Im Jahr 2022 wurden lediglich 1.465 Bescheide vor der Veröffentlichung abgelehnt oder storniert, bei insgesamt rund 70.000 gültigen Bescheiden.

„Wenn ein Fall vorwiegend politischer Natur ist oder eine militärische oder religiöse Komponente hat, ist Interpol draußen und wir nehmen das sehr ernst“, betonte Stock.

Darüber hinaus hat er „eine neue Flüchtlingspolitik“ eingeführt, um diejenigen zu schützen, denen der Flüchtlingsstatus zuerkannt wurde.

„Unterfinanzierte Organisation“

Eine Handvoll Länder stehen derzeit unter verschärfter Beobachtung von Interpol, darunter auch Russland, das seit seiner Invasion in der Ukraine nicht mehr in der Lage ist, Nachrichten direkt an andere Mitgliedsländer zu senden.

Aufgrund des Fehlens einer „weltweit akzeptierten Definition von Terrorismus“ könne es jedoch zu Fehlern kommen, räumte Stock ein.

Der französische Journalist Mathieu Martiniere, der kürzlich zusammen mit seinem deutschen Kollegen Robert Schmidt eine ausführliche Untersuchung zu Interpol veröffentlichte, sagte gegenüber AFP: „Die Situation hat sich verbessert, aber jedes Jahr schlüpfen immer noch mehr als hundert unschuldige Menschen durch die Netze und können ausgeliefert werden.“ dann eingesperrt.

Ein großes Problem, mit dem Interpol konfrontiert ist, ist ein „Mangel an Humanressourcen in einer unterfinanzierten Organisation“.

Auch die Wahl des emiratischen Generals Ahmed Naser al-Raisi – gegen den in Frankreich wegen Mitschuld an Folter ermittelt wird – zum Präsidenten von Interpol im Jahr 2021 gibt Anlass zur Sorge.
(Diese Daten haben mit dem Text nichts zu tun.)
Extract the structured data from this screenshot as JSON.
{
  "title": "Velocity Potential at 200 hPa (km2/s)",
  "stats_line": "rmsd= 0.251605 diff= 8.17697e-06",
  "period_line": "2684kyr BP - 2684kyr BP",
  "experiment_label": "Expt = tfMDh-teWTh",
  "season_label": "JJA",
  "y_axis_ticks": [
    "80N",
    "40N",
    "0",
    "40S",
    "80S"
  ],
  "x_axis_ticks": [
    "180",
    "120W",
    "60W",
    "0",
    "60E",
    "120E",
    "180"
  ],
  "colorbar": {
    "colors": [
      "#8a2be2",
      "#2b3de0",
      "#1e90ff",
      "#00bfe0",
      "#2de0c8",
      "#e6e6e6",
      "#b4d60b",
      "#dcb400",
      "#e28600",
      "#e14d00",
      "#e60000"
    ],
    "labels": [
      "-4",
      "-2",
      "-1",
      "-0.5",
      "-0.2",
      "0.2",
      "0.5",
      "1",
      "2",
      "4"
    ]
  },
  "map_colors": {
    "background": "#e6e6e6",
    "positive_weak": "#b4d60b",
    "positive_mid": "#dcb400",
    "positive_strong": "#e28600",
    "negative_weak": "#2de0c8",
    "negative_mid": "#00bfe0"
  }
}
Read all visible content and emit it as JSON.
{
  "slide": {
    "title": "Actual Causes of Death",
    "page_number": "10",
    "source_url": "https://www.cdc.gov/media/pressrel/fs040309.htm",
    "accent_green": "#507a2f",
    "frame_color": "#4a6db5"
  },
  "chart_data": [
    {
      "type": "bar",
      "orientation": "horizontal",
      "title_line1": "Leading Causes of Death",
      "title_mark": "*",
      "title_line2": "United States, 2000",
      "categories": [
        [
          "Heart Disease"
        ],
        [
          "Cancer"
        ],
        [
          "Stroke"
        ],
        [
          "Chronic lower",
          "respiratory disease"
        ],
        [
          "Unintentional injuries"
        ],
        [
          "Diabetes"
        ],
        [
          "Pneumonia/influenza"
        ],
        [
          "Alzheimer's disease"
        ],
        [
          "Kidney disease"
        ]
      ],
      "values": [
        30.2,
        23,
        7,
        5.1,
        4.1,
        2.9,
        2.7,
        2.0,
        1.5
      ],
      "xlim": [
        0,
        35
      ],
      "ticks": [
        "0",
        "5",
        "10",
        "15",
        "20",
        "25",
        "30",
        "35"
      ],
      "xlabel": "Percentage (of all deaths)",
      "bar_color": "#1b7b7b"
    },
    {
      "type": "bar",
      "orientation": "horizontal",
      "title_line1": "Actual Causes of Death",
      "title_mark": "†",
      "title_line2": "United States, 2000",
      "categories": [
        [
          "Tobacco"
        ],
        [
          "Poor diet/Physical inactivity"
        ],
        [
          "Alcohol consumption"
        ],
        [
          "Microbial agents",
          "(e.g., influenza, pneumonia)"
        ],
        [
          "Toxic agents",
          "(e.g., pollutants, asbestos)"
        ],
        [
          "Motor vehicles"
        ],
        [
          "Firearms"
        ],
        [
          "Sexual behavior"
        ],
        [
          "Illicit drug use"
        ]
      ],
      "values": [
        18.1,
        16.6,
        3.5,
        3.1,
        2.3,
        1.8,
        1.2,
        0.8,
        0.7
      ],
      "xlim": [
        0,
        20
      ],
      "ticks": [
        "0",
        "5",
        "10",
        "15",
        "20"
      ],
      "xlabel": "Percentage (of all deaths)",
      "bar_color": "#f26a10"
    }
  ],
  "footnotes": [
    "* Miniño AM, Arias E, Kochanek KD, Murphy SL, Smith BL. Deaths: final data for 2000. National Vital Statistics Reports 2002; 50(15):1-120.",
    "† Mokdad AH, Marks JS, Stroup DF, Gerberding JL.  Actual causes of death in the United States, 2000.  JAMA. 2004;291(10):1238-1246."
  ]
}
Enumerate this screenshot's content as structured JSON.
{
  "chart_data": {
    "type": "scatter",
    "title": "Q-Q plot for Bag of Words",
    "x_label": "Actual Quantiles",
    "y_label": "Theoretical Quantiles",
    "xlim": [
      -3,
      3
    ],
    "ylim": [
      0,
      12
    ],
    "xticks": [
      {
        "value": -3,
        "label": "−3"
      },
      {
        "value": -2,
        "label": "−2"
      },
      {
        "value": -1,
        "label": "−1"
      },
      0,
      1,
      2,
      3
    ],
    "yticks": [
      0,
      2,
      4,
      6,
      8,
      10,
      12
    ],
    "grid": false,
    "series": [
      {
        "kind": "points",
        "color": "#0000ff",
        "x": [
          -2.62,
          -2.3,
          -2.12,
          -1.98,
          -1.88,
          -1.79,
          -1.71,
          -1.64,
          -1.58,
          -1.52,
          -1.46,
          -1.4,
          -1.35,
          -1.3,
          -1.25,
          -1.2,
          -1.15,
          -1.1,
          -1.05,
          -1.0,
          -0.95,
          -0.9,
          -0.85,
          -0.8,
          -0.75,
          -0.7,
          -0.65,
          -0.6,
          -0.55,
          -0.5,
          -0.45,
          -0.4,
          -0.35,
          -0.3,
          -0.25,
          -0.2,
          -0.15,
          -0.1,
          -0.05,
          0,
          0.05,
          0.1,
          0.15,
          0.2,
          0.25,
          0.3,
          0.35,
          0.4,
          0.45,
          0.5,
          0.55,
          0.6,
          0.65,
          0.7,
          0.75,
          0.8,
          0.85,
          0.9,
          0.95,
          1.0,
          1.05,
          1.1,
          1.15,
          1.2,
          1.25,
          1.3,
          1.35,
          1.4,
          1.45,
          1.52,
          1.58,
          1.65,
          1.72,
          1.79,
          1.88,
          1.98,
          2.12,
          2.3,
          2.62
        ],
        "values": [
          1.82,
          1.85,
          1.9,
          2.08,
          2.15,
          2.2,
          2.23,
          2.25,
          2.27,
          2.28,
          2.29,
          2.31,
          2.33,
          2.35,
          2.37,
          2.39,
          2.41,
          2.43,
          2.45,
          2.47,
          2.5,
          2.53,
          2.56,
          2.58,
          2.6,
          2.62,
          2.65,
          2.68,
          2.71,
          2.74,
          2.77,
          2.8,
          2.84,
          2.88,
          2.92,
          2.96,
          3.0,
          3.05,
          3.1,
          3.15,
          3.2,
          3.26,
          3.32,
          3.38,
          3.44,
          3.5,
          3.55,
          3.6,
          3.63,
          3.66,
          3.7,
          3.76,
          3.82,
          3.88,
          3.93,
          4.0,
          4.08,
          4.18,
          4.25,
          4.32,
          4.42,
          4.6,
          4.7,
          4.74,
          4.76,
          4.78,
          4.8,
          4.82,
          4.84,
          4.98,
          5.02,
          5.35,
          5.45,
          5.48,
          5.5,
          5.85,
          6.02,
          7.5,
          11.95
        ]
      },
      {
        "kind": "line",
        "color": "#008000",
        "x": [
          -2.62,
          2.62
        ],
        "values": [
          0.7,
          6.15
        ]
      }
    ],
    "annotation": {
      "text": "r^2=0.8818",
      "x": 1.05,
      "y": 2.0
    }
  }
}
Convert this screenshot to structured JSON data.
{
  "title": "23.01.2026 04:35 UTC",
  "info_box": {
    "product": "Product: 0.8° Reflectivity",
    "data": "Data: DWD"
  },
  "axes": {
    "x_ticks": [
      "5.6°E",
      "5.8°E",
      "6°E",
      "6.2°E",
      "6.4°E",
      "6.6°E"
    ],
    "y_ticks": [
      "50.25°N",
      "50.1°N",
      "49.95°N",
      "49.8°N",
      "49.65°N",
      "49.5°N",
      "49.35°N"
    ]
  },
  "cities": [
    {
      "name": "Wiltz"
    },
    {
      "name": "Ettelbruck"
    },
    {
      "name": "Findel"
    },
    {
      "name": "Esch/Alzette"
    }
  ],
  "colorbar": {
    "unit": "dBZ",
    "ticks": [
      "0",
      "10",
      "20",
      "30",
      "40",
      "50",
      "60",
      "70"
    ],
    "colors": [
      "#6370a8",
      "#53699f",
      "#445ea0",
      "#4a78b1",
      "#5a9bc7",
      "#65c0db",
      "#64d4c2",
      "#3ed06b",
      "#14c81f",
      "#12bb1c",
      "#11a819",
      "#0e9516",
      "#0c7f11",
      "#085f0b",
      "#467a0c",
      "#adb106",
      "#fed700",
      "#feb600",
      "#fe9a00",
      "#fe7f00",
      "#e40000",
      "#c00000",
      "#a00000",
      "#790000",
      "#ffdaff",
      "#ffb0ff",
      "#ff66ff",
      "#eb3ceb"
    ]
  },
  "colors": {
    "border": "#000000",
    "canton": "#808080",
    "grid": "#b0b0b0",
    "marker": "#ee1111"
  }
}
Das im Oktober erschienene Journalistenbuch untersucht auch, wann die Nazis nach der Annexion von Adolf Hitlers Heimat Österreich die Kontrolle über die Organisation übernahmen.

Der damalige Interpol-Präsident, der Österreicher Ernst Kaltenbrunner, wurde in Nürnberg zum Tode verurteilt und 1946 hingerichtet.

Bis Anfang dieses Jahres seien die Namen der Nazi-Präsidenten von Interpol auf der Website weggelassen worden, um „die Geschichte reinzuwaschen“, sagte Martiniere.

Stock sagte, es handele sich um ein unbeabsichtigtes Versehen, das inzwischen korrigiert wurde.